In this assignment, the goal is to find set of similar wines according to some characteristics. To perform the task, download this
[dataset](http://archive.ics.uci.edu/ml/datasets/Wine) and run a clustering analysis. Clustering can be considered the most important *unsupervised learning problem*; so, as every other problem of this kind, it deals with finding a structure in a collection of unlabeled data.
**You must implement the k-means (not ++: random initialization) clustering algorithm by yourself from scratch** (**not** with libraries) as explained in the class. Afterward, perform the clustering analysis by using your implementations on the provided dataset.

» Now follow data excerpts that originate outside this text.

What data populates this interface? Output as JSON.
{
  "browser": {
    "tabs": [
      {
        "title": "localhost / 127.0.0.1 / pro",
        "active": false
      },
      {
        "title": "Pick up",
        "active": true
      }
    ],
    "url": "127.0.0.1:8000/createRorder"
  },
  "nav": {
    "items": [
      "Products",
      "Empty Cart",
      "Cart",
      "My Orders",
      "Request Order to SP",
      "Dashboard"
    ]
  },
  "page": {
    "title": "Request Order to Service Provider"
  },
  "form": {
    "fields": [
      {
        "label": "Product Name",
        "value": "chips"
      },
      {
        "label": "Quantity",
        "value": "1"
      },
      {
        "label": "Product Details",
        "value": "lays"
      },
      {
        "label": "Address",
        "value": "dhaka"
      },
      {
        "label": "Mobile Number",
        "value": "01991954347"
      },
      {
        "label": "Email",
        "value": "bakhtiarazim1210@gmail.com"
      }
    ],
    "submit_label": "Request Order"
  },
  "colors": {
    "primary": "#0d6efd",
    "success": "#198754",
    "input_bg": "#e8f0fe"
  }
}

Are the clusters that you get similar?
* Plot the distribution of the different features and try to understand the main characteristics of the obtained clusters.
### Bonus Clustering
* Implement K-means in Map Reduce!
## 4. K-means can go wrong!
You might know that k-means performances are significantly conditioned by its initialization. Provide an example that shows that with wrong initialization, the cost of the solution produced by the k-means algorithm can be arbitrarily larger from the cost of the optimal solution. You can either code it, or explain it in a **clear** text file.